Más profundo que la popularidad entre la gente es la amistad con algunos, y más profundo que la amistad es la comunión con alguien. Los lazos de comunión son también una piedra angular en la espiritualidad del contacto con las personas. Sé por experiencia que la comunión nace y crece en la colaboración. Se colabora en la ayuda a los pobres, o en la catequesis, o en las comunidades de base. Y poco a poco se descubre que algunos se dedican más generosamente al ideal del Evangelio que a sí mismos.

Siempre experimento este descubrimiento con gran consuelo. Muy a menudo, la admiración que inspira este ideal y las oportunidades de compartirlo dan lugar a un entendimiento muy profundo. A este nivel, existen vínculos privilegiados de caridad. Hay algo más que la simple alegría de trabajar juntos o tener una afinidad de sentimientos: está la conciencia de «beber de la misma fuente» y compartir lo que da sentido a nuestras vidas; está la presencia de Dios y la búsqueda de Dios vivida como una tarea común.

En la comunión encontramos todas las cualidades de la amistad, pero su origen y dinamismo provienen del amor que compartimos por Dios. Las personas que tienen la gracia de entrar en este tipo de relación experimentan entre ellas, de la manera más profunda, las actitudes de servicio y acogida que he tratado de ilustrar. Cuando estamos juntos, experimentamos la alegría de ayudarnos mutuamente y nos sentimos apoyados por los demás. Cuando nos separamos, sabemos que la unidad del ideal vivido en común es más fuerte que la distancia creada por la separación.

Conclusión

«La religiosidad pura y sin mancha delante de Dios, nuestro Padre, consiste en ocuparse de los huérfanos y de las viudas cuando están necesitados» (St 1,27). Hemos buscado caminos de devoción en la dirección indicada por el Apóstol Santiago. Sin ignorar la valentía y la energía necesarias para permanecer atentos a las personas y a sus problemas, hemos querido insistir en el concepto de que son una fuente de gracia y que Dios se deja encontrar allí.

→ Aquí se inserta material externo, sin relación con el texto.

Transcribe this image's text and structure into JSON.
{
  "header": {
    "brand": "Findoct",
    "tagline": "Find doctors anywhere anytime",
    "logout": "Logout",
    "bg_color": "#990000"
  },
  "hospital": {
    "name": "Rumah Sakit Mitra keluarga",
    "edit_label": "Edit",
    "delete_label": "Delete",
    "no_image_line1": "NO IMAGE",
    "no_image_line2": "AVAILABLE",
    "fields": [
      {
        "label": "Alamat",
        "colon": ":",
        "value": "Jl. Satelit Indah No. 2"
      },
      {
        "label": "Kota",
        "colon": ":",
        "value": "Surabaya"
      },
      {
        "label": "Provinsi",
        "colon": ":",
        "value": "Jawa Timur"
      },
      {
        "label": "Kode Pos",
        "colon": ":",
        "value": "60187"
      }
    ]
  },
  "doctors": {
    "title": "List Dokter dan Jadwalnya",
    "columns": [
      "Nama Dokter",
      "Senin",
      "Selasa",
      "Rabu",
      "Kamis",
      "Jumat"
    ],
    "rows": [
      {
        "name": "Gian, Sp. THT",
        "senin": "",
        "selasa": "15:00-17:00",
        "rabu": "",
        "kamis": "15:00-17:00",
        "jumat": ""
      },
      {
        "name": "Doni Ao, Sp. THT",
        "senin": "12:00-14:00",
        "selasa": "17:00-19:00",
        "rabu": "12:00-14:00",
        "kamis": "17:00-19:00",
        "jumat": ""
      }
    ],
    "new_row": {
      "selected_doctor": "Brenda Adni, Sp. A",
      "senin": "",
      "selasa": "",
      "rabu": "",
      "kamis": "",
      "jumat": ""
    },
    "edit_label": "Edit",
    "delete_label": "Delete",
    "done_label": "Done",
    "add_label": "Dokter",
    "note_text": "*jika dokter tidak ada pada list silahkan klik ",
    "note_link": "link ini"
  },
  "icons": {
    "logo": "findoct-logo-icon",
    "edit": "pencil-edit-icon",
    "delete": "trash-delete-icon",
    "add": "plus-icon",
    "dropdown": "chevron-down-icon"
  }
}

El tema no está agotado, y no creo haber expresado del todo bien la riqueza espiritual de quienes viven el reino de Dios en medio de enormes dificultades materiales. Hay, sí, algo de sagrado en ellos, y nuestro respeto por ellos nunca será suficiente. «Porque el templo de Dios es sagrado, y ustedes son ese templo» (1 Cor 3,17).

Joaquín Ciervide
Sacerdote jesuita, ha sido misionero en distintos países de África, principalmente en República Democrática del Congo. Entre 1985 y 2000 fue párroco de Kindele, un barrio de la capital de dicho país (Kinshasa). Entre 2000 y 2009, fue el responsable del Servicio Jesuita a los Refugiados (SJR) en los Grandes Lagos (República Democrática del Congo, Ruanda y Burundi). Ha estado al servicio de la red de educación Fe y Alegría y actualmente vive y trabaja en el Colegio de Palma de Mallorca.